Going back earlier in the year, being part of Gov Wolf's proposal was the Natural Gas Severance Tax. Nobody has heard anything about that in a long time.
H: The Governor set a floor for the gas severance tax, which was problematic. His revenue estimates didn't have that much backing. (And with the collapse of gas prices and new drilling,) it does seem that is off the table.
So that leaves us with this $30.3 billion budget, which Wolf is line-item vetoing. The compromise was for a $30.8 billion budget. If you're half a billion off, if you're a few hundred million off, we are back looking at these conditional measures, these tax proposals, which are still out there.
Such as, increase the sales tax, or broaden its base, with the governor's 45 services he wanted to tax, that was supposed to (balance) property tax (cuts). When property tax reform didn't go through, that made it hard (to expand the sales tax.)
(Did property tax failure hurt pension and liquor reform?) L: Pension and liquor were not really budget related. They became things that some of the legislators tied to the budget: 'We're only going to vote for spending bill if we get this done.'
H: So everything started going to the parties' agenda.
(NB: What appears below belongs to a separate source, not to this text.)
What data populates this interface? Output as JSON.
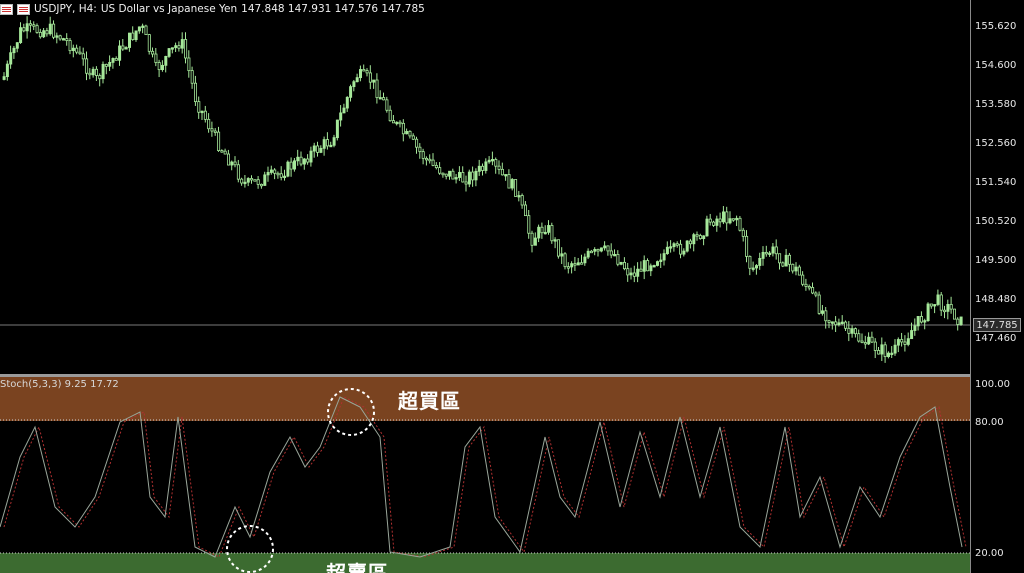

Gov. Wolf needs the Republicans support to pass a budget: they are the majority. He knows they have been trying to get liquor reform and pension reform for years. So that was part of the compromise. And then we heard the pension reform started failing. And that is why Republicans backed up on the 'compromise' budget.
So now Wolf's agenda items -- like education spending -- are linked to pension and liquor reform. The Republicans can hold out on tax reform. There is no tax bill circulating. That makes it hard for anyone to commit.
(Moody's and Standard and Poor's rate Pennsylvania among the states most likely to default on their bonds; only New Jersey, with its enormous neglected pension deficit, and Illinois, which like Pennsylvania has no budget, are rated worse. Does business care, does this make anyone less willing to locate or employ people here?)
L: I haven't heard about clients talking about the pension situation in Pa as a dragging force in their decision making one way or another as opposed to major tax changes.
There are a lot of other factors that go into why a company does business here. One thing that seems to come up still is taxation of banks. Pa. has a specific tax on bank shares, on the eauity of a bank. In 2013 Pennsylvania reduced the rate of that tax, from 1.25 percent to 0.89 percent, but (broadened the tax to apply more to out-of-state banks.) Gov. Wolf has talked about reverting back to the old (higher) rate. We have a lot of banking clients. They've been very interested.
(Nobody likes paying more taxes...) H: There was a feeling that they made a deal. The bank tax (reform) increased the base but also reduced the rate. Gov. Wolf's proposal would be going back on that agreement they had in that legislation.
(Did Gov. Wolf's outburst against the Republicans the other day, for going back on the budget compromise – did his tone make progress any more or less likely?) L: After Gov Wolf made his statement with strong language, some of the Republican leaders acknowledged they probably need to come back to the table. If they can get past the bickering there might be a road to a final resolution.
(But we still don't know what taxes they will want to raise...) H: Behind closed doors they are talking about all these scenarios. The public hasn't seen a tax bill that will accompany the appropriations. People want to know.